In the aiki-jō practiced in some systems of aikido and utilizing a four-foot wooden staff (jō), tsuki is used literally as part of the name of numerous thrusting techniques with the jō. With the student standing in hidari katate-gamae, the weapon is lifted to the right hand, which slides to the bottom end of the weapon. The student shuffle steps forward (suri-ashi) and the right hand pushes the weapon for the strike, allowing it to slide in the left hand, and coming to rest with the left hand gripping the jō one third the distance from the bottom end.

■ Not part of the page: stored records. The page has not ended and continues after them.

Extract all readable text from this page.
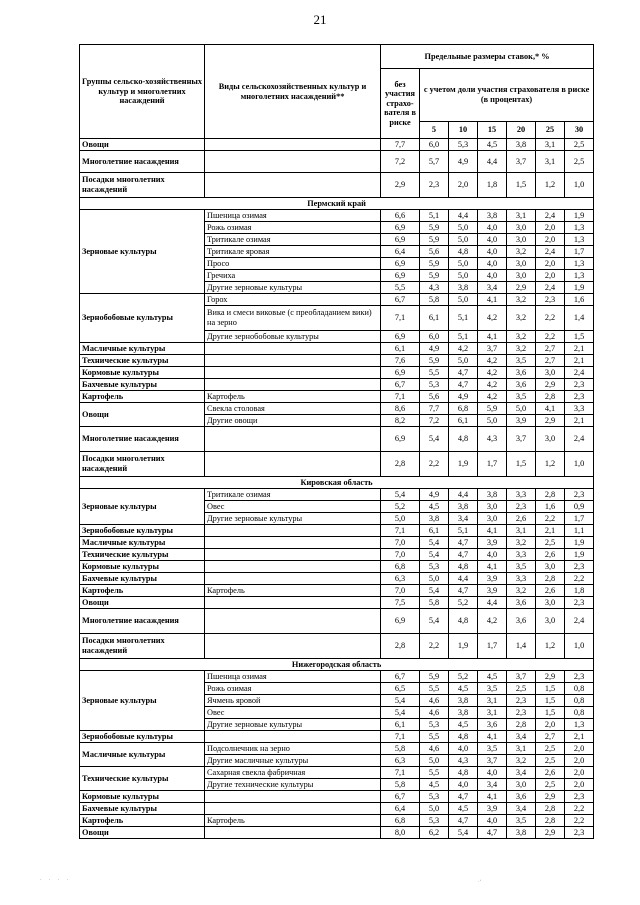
21
Группы сельско-хозяйственных культур и многолетних насаждений	Виды сельскохозяйственных культур и многолетних насаждений**	Предельные размеры ставок,* %						
		без участия страхо-вателя в риске	с учетом доли участия страхователя в риске (в процентах)					
			5	10	15	20	25	30
Овощи		7,7	6,0	5,3	4,5	3,8	3,1	2,5
Многолетние насаждения		7,2	5,7	4,9	4,4	3,7	3,1	2,5
Посадки многолетних насаждений		2,9	2,3	2,0	1,8	1,5	1,2	1,0
Пермский край								
Зерновые культуры	Пшеница озимая	6,6	5,1	4,4	3,8	3,1	2,4	1,9
	Рожь озимая	6,9	5,9	5,0	4,0	3,0	2,0	1,3
	Тритикале озимая	6,9	5,9	5,0	4,0	3,0	2,0	1,3
	Тритикале яровая	6,4	5,6	4,8	4,0	3,2	2,4	1,7
	Просо	6,9	5,9	5,0	4,0	3,0	2,0	1,3
	Гречиха	6,9	5,9	5,0	4,0	3,0	2,0	1,3
	Другие зерновые культуры	5,5	4,3	3,8	3,4	2,9	2,4	1,9
Зернобобовые культуры	Горох	6,7	5,8	5,0	4,1	3,2	2,3	1,6
	Вика и смеси виковые (с преобладанием вики) на зерно	7,1	6,1	5,1	4,2	3,2	2,2	1,4
	Другие зернобобовые культуры	6,9	6,0	5,1	4,1	3,2	2,2	1,5
Масличные культуры		6,1	4,9	4,2	3,7	3,2	2,7	2,1
Технические культуры		7,6	5,9	5,0	4,2	3,5	2,7	2,1
Кормовые культуры		6,9	5,5	4,7	4,2	3,6	3,0	2,4
Бахчевые культуры		6,7	5,3	4,7	4,2	3,6	2,9	2,3
Картофель	Картофель	7,1	5,6	4,9	4,2	3,5	2,8	2,3
Овощи	Свекла столовая	8,6	7,7	6,8	5,9	5,0	4,1	3,3
	Другие овощи	8,2	7,2	6,1	5,0	3,9	2,9	2,1
Многолетние насаждения		6,9	5,4	4,8	4,3	3,7	3,0	2,4
Посадки многолетних насаждений		2,8	2,2	1,9	1,7	1,5	1,2	1,0
Кировская область								
Зерновые культуры	Тритикале озимая	5,4	4,9	4,4	3,8	3,3	2,8	2,3
	Овес	5,2	4,5	3,8	3,0	2,3	1,6	0,9
	Другие зерновые культуры	5,0	3,8	3,4	3,0	2,6	2,2	1,7
Зернобобовые культуры		7,1	6,1	5,1	4,1	3,1	2,1	1,1
Масличные культуры		7,0	5,4	4,7	3,9	3,2	2,5	1,9
Технические культуры		7,0	5,4	4,7	4,0	3,3	2,6	1,9
Кормовые культуры		6,8	5,3	4,8	4,1	3,5	3,0	2,3
Бахчевые культуры		6,3	5,0	4,4	3,9	3,3	2,8	2,2
Картофель	Картофель	7,0	5,4	4,7	3,9	3,2	2,6	1,8
Овощи		7,5	5,8	5,2	4,4	3,6	3,0	2,3
Многолетние насаждения		6,9	5,4	4,8	4,2	3,6	3,0	2,4
Посадки многолетних насаждений		2,8	2,2	1,9	1,7	1,4	1,2	1,0
Нижегородская область								
Зерновые культуры	Пшеница озимая	6,7	5,9	5,2	4,5	3,7	2,9	2,3
	Рожь озимая	6,5	5,5	4,5	3,5	2,5	1,5	0,8
	Ячмень яровой	5,4	4,6	3,8	3,1	2,3	1,5	0,8
	Овес	5,4	4,6	3,8	3,1	2,3	1,5	0,8
	Другие зерновые культуры	6,1	5,3	4,5	3,6	2,8	2,0	1,3
Зернобобовые культуры		7,1	5,5	4,8	4,1	3,4	2,7	2,1
Масличные культуры	Подсолнечник на зерно	5,8	4,6	4,0	3,5	3,1	2,5	2,0
	Другие масличные культуры	6,3	5,0	4,3	3,7	3,2	2,5	2,0
Технические культуры	Сахарная свекла фабричная	7,1	5,5	4,8	4,0	3,4	2,6	2,0
	Другие технические культуры	5,8	4,5	4,0	3,4	3,0	2,5	2,0
Кормовые культуры		6,7	5,3	4,7	4,1	3,6	2,9	2,3
Бахчевые культуры		6,4	5,0	4,5	3,9	3,4	2,8	2,2
Картофель	Картофель	6,8	5,3	4,7	4,0	3,5	2,8	2,2
Овощи		8,0	6,2	5,4	4,7	3,8	2,9	2,3
· · · ·	·‘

Picture striking a billiard ball with a cue stick, except both hands grip the jō with palms down, and thumbs forward.

==Tsuki in Kendo==

Tsuki is one of the five target areas (datotsu-bui) in kendo (along with men, do, hidari kote and migi kote). It is a thrust of the point of the shinai to the throat. The target area (datotsu-bui) for tsuki is the tsuki-bu, a multi-layered set of flaps, attached to the men (helmet) that protects the throat.

Tsuki is most often done with a two handed grip (morote-zuki (諸手突き)) and less often with only the left hand (katate-zuki (片手突き)).

Tsuki is often disallowed for younger and lower graded players in free practice and in competition (shiai) due to the higher risk of injury, as a missed tsuki attack can hit the opponent’s unprotected neck and hurt his or her windpipe.

While variants of tsuki exist in other martial arts, in kendo it has no variants—the target is always the same.

Unlike most other martial arts that use this term, in kendo, tsuki is a comprehensive term for both the movement and the target. Unlike with other strikes in kendo, the kiai for this strike is not the name of the target (the neck, or kubi) but rather the name of the attack (tsuki).